AVAILABLE: Clinical nurse leader Wendy Stanbrook-Mason is standing for Whanganui District Health Board. PHOTO/ STUART MUNRO
AVAILABLE: Clinical nurse leader Wendy Stanbrook-Mason is standing for Whanganui District Health Board. PHOTO/ STUART MUNRO
It's been a while since Whanganui District Health Board had a staff member on the board - but Wendy Stanbrook-Mason can see value in it.
For the last three years she's been the clinical nurse leader for Whanganui Hospital medical wards, with charge nurses reporting to her. She also getsto talk to other staff, patients and their families, is on Faith City School's board of trustees and is working on a masters degree in management.
She's standing for the board because she wants to keep her hospital job and take on a governance role as well. Previous staffers who've been board members are Clive Solomon and PJ Faumui, and current board member Judith MacDonald is a former staffer.
A staff member on the board would be an asset, she said.
"I think I would bring an understanding of systems and processes. I know that's not the board's brief, but it could be a bonus with governance."
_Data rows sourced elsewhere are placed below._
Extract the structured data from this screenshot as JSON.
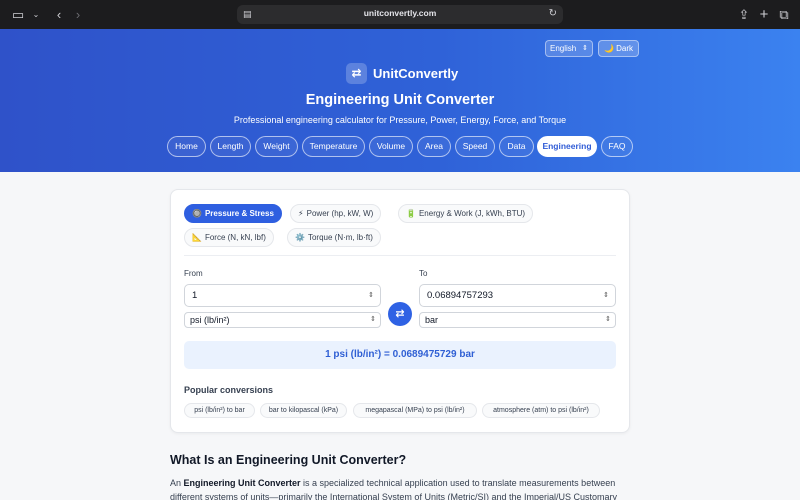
{
  "browser": {
    "url": "unitconvertly.com"
  },
  "header": {
    "language": "English",
    "dark_label": "🌙 Dark",
    "brand_name": "UnitConvertly",
    "title": "Engineering Unit Converter",
    "subtitle": "Professional engineering calculator for Pressure, Power, Energy, Force, and Torque",
    "nav": [
      {
        "label": "Home"
      },
      {
        "label": "Length"
      },
      {
        "label": "Weight"
      },
      {
        "label": "Temperature"
      },
      {
        "label": "Volume"
      },
      {
        "label": "Area"
      },
      {
        "label": "Speed"
      },
      {
        "label": "Data"
      },
      {
        "label": "Engineering",
        "active": true
      },
      {
        "label": "FAQ"
      }
    ]
  },
  "converter": {
    "categories": [
      {
        "emoji": "🔘",
        "label": "Pressure & Stress",
        "active": true
      },
      {
        "emoji": "⚡",
        "label": "Power (hp, kW, W)"
      },
      {
        "emoji": "🔋",
        "label": "Energy & Work (J, kWh, BTU)"
      },
      {
        "emoji": "📐",
        "label": "Force (N, kN, lbf)"
      },
      {
        "emoji": "⚙️",
        "label": "Torque (N·m, lb·ft)"
      }
    ],
    "from_label": "From",
    "to_label": "To",
    "from_value": "1",
    "to_value": "0.06894757293",
    "from_unit": "psi (lb/in²)",
    "to_unit": "bar",
    "result": "1 psi (lb/in²) = 0.0689475729 bar",
    "popular_title": "Popular conversions",
    "popular": [
      "psi (lb/in²) to bar",
      "bar to kilopascal (kPa)",
      "megapascal (MPa) to psi (lb/in²)",
      "atmosphere (atm) to psi (lb/in²)"
    ]
  },
  "article": {
    "heading": "What Is an Engineering Unit Converter?",
    "para_prefix": "An ",
    "para_bold": "Engineering Unit Converter",
    "para_rest": " is a specialized technical application used to translate measurements between different systems of units—primarily the International System of Units (Metric/SI) and the Imperial/US Customary"
  },
  "colors": {
    "accent": "#2f5fe0",
    "header_start": "#2f52c9",
    "header_end": "#3b82f0"
  }
}
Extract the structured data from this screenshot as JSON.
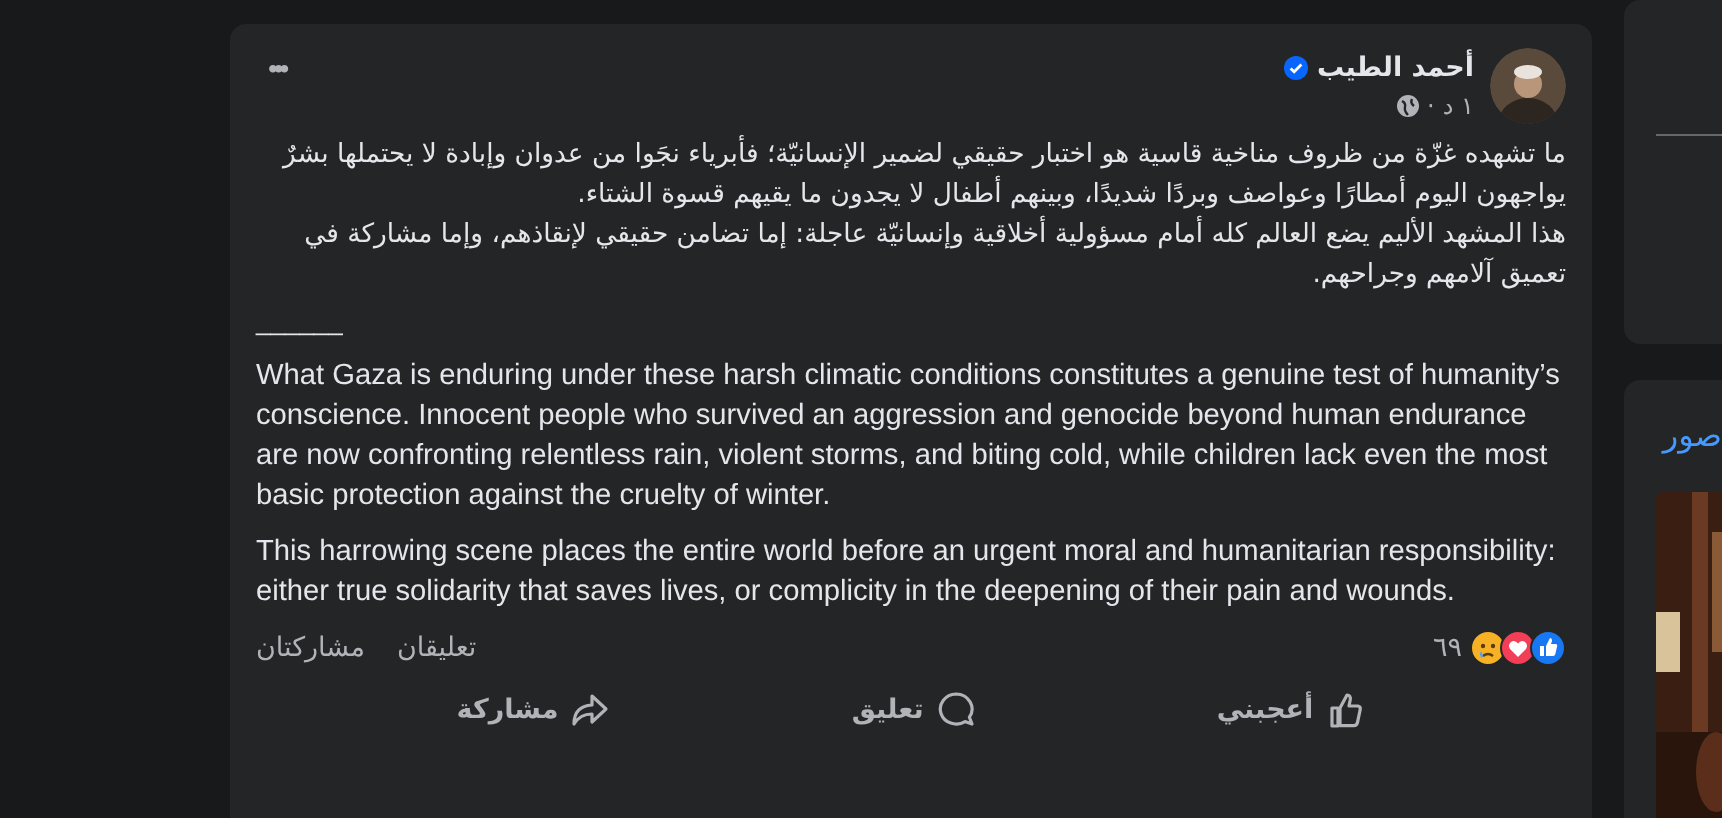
{
  "post": {
    "author": {
      "name": "أحمد الطيب",
      "verified": true
    },
    "time": "١ د",
    "time_separator": "·",
    "menu": "•••",
    "text_ar": [
      "ما تشهده غزّة من ظروف مناخية قاسية هو اختبار حقيقي لضمير الإنسانيّة؛ فأبرياء نجَوا من عدوان وإبادة لا يحتملها بشرٌ يواجهون اليوم أمطارًا وعواصف وبردًا شديدًا، وبينهم أطفال لا يجدون ما يقيهم قسوة الشتاء.",
      "هذا المشهد الأليم يضع العالم كله أمام مسؤولية أخلاقية وإنسانيّة عاجلة: إما تضامن حقيقي لإنقاذهم، وإما مشاركة في تعميق آلامهم وجراحهم."
    ],
    "separator": "______",
    "text_en": [
      "What Gaza is enduring under these harsh climatic conditions constitutes a genuine test of humanity’s conscience. Innocent people who survived an aggression and genocide beyond human endurance are now confronting relentless rain, violent storms, and biting cold, while children lack even the most basic protection against the cruelty of winter.",
      "This harrowing scene places the entire world before an urgent moral and humanitarian responsibility: either true solidarity that saves lives, or complicity in the deepening of their pain and wounds."
    ],
    "reactions": [
      {
        "kind": "like"
      },
      {
        "kind": "love"
      },
      {
        "kind": "sad"
      }
    ],
    "reaction_count": "٦٩",
    "comments": "تعليقان",
    "shares": "مشاركتان",
    "actions": [
      {
        "kind": "like",
        "label": "أعجبني"
      },
      {
        "kind": "comment",
        "label": "تعليق"
      },
      {
        "kind": "share",
        "label": "مشاركة"
      }
    ]
  },
  "sidebar": {
    "photos_title": "صور"
  }
}
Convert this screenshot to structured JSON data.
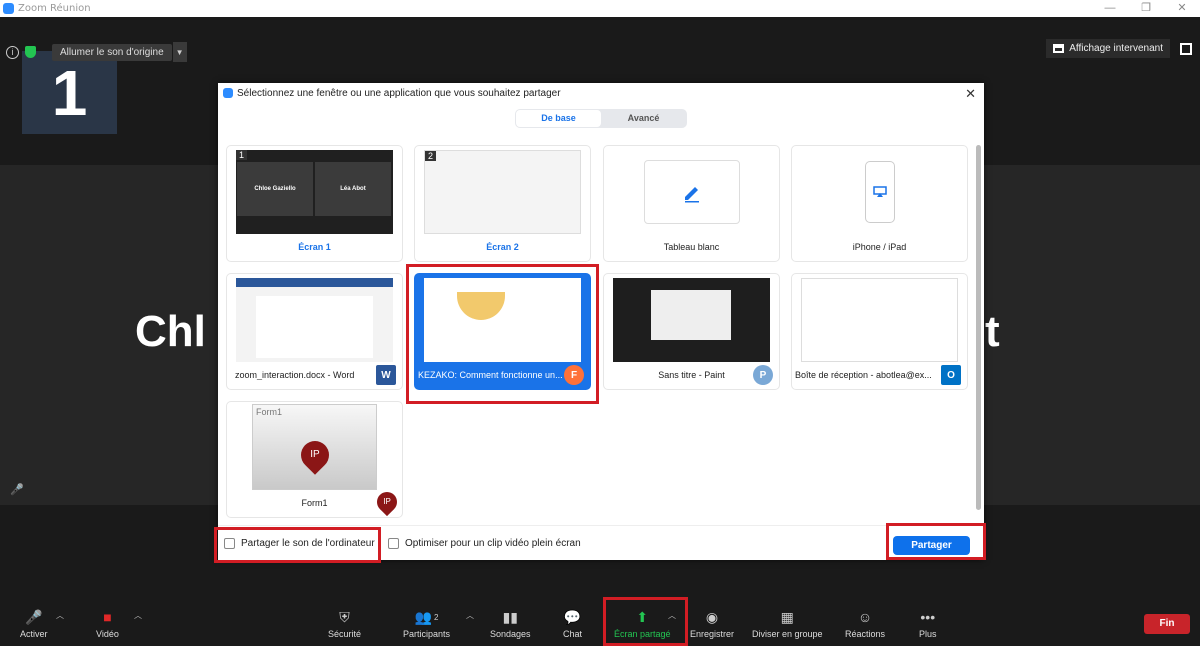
{
  "window": {
    "title": "Zoom Réunion",
    "minimize": "—",
    "restore": "❐",
    "close": "✕"
  },
  "meeting": {
    "original_sound": "Allumer le son d'origine",
    "speaker_view": "Affichage intervenant",
    "thumb_number": "1",
    "big_name_left": "Chl",
    "big_name_right": "t"
  },
  "dialog": {
    "title": "Sélectionnez une fenêtre ou une application que vous souhaitez partager",
    "tabs": [
      "De base",
      "Avancé"
    ],
    "tiles": [
      {
        "label": "Écran 1",
        "badge": "1",
        "left_name": "Chloe Gaziello",
        "right_name": "Léa Abot"
      },
      {
        "label": "Écran 2",
        "badge": "2"
      },
      {
        "label": "Tableau blanc"
      },
      {
        "label": "iPhone / iPad"
      },
      {
        "label": "zoom_interaction.docx - Word",
        "app": "W"
      },
      {
        "label": "KEZAKO: Comment fonctionne un...",
        "app": "F"
      },
      {
        "label": "Sans titre - Paint",
        "app": "P"
      },
      {
        "label": "Boîte de réception - abotlea@ex...",
        "app": "O"
      },
      {
        "label": "Form1",
        "app": "IP",
        "form_title": "Form1"
      }
    ],
    "share_sound": "Partager le son de l'ordinateur",
    "optimize_video": "Optimiser pour un clip vidéo plein écran",
    "share_button": "Partager"
  },
  "toolbar": {
    "mute": "Activer",
    "video": "Vidéo",
    "security": "Sécurité",
    "participants": "Participants",
    "participants_count": "2",
    "polls": "Sondages",
    "chat": "Chat",
    "share_screen": "Écran partagé",
    "record": "Enregistrer",
    "breakout": "Diviser en groupe",
    "reactions": "Réactions",
    "more": "Plus",
    "end": "Fin"
  },
  "colors": {
    "accent": "#0e71eb",
    "highlight": "#d21d24",
    "share_green": "#23c552",
    "end_red": "#c8242a"
  }
}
Mrs Stanbrook-Mason's involvement with health started when she was a 15-year-old volunteer helping older people in the former Newcombe Ward. She trained as a nurse in Taranaki and did most of her placements at Whanganui Hospital.
After training she worked for six months in a Thai refugee camp, before getting a job in the hospital's emergency department. She was there for eight years, with nursing stints in Cambodia and Australia, before taking on a series of management roles.
She endorses the whanau ora approach to health - putting patients and their families first, and wants the new board to maintain that momentum. And she has a special interest in health for older people with dementia.
Whanganui District Health Board has a lot of challenges, she said, in providing for an elderly and low socio-economic population. But it deserves congratulations for cutting its budget deficit without cutting any services.
One of the next challenges will be to meet government's strategy of moving health provision increasingly out of hospitals and into the community.
"How do we transition that without the community feeling services are being reduced?"
It's going to require lots of co-operation, but she said staff are up for it.
"I see some of the innovation and creativity that our staff have, if you give them a challenge in the best interest of consumers and the community."